Women, men, institutions, states, and religious communities do speak lies and stir up hatred. Governments lie to their people as, for example, in the famous US Watergate scandal. Corporations lie and mislead through their advertising; the tobacco industry is a case in point. Religious and ethnic hatred fuel most of the forty wars raging currently. Over the last decade the percentage of countries documented as committing massive human rights violations increased from 55 to 66 percent. The percentage of countries responsible for deaths from torture increased from 22 to 27 percent and, for extra-judicial executions, the percentage increased from 17 to 25 percent. The percentage of nations responsible for "disappearing" individuals more than doubled, from 9 to 20 percent. Since 1983 the world population of refugees has grown at 10 to 20 percent per year reaching an estimated 25 to 50 million.

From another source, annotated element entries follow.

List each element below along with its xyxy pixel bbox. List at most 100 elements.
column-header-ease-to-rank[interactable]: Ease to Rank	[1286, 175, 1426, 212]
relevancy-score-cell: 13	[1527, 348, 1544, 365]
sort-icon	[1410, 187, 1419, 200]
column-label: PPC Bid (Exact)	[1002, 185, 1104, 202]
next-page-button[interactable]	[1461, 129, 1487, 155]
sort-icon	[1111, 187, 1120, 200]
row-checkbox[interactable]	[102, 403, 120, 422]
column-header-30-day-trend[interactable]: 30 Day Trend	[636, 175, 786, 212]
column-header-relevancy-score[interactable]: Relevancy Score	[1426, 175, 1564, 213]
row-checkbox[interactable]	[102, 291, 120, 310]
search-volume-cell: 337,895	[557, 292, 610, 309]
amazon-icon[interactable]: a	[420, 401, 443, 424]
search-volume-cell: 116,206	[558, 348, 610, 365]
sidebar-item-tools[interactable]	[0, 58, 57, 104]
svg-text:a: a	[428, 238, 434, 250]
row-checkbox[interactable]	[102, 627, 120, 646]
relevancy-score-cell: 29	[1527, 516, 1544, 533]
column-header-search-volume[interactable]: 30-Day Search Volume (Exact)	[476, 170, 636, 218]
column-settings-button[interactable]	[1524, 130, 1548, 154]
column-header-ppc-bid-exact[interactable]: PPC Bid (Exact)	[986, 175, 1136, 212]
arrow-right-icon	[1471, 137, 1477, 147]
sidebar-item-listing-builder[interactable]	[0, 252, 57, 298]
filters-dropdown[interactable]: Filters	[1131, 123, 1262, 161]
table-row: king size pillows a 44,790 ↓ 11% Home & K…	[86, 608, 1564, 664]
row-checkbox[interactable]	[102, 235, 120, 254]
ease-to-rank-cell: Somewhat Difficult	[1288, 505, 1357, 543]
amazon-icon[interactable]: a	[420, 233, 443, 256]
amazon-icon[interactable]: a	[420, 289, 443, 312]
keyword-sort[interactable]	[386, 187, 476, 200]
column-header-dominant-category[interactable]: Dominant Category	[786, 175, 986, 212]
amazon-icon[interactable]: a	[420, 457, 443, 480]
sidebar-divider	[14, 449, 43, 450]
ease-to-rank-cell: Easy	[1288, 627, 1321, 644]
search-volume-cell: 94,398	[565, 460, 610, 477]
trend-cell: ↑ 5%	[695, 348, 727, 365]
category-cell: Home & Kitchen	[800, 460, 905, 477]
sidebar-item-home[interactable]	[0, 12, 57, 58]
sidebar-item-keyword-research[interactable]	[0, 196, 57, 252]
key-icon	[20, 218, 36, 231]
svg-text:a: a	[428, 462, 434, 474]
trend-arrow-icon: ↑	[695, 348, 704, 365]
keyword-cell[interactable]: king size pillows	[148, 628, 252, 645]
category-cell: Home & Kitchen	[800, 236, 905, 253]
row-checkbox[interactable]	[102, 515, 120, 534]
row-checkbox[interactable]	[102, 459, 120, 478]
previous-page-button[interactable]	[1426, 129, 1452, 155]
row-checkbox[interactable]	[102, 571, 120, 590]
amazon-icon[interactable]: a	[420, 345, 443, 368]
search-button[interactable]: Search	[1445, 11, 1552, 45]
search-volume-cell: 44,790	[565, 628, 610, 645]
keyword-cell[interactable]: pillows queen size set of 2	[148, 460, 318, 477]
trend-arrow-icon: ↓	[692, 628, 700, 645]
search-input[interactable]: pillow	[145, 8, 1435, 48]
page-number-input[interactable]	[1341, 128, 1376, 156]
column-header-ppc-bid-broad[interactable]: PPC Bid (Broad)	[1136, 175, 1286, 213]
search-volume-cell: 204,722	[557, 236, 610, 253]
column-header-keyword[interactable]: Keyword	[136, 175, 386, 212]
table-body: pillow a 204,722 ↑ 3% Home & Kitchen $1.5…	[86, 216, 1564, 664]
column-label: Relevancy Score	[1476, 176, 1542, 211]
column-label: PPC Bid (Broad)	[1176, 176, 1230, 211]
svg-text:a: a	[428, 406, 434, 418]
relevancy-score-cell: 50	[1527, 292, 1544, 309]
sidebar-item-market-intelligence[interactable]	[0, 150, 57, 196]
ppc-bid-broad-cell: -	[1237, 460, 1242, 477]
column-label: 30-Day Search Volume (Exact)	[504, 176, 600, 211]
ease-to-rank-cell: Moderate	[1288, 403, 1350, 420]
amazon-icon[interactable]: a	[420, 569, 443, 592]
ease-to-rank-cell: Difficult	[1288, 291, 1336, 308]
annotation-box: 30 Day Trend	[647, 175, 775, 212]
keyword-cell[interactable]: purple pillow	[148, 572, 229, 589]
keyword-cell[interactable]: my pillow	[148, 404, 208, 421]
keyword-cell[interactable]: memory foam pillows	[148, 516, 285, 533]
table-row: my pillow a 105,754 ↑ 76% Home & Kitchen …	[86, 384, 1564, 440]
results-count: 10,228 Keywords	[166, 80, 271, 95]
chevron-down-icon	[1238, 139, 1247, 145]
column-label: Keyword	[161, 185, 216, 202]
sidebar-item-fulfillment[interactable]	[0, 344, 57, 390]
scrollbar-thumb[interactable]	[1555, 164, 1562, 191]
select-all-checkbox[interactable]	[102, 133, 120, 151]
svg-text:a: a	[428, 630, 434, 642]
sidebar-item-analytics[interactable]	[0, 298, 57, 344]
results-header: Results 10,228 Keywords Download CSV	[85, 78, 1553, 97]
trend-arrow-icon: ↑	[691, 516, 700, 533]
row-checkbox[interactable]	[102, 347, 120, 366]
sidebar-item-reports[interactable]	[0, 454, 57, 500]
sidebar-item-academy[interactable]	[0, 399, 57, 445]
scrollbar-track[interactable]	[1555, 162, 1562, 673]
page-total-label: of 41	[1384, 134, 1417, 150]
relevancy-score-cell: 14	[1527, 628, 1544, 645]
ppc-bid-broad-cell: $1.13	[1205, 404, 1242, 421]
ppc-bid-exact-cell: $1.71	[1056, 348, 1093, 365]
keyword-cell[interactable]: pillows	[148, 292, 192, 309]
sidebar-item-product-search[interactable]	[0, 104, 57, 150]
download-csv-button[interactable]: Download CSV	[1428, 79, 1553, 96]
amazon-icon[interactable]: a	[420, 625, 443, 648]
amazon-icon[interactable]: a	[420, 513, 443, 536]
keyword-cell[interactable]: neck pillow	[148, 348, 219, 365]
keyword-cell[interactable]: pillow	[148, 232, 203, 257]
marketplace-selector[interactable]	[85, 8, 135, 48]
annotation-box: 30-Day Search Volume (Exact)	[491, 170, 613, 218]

Women, men, institutions, states, and religious communities do degrade others and lead them into sexual dependency or immorality. Although men sometimes experience degradation by women, women are much more often the victims of degradation and discrimination by men and male dominated governments, corporations, and religious or spiritual organizations. In no country do women have political status, access, or influence equal to that of men. Men hold 90 percent of parliamentary seats worldwide, and consequently women’s needs and interests are given inadequate in political and economic decisions. Discriminatory restrictions on women’s ownership of assets, education, employment opportunities, physical and social mobility, contribute greatly to the plight of women. More than two thirds of the world’s poor are women. Furthermore, women are victims of domestic violence, female genital mutilation, and other violations of basic human rights by men and male dominated institutions.

The Implications

The world need not be in the agony it is in currently. The basis for a global ethic already exists in a common set of core values found in the teaching of world’s spiritual and religious traditions. The challenge is to help men and women and their institutions to live these core values in heart and action and thereby to alter human consciousness and create a new global order. The new global order is not emerging from traditional solutions, and if it is to develop, the world’s spiritual and religious traditions will need to cooperate as never before and provide strong and courageous leadership.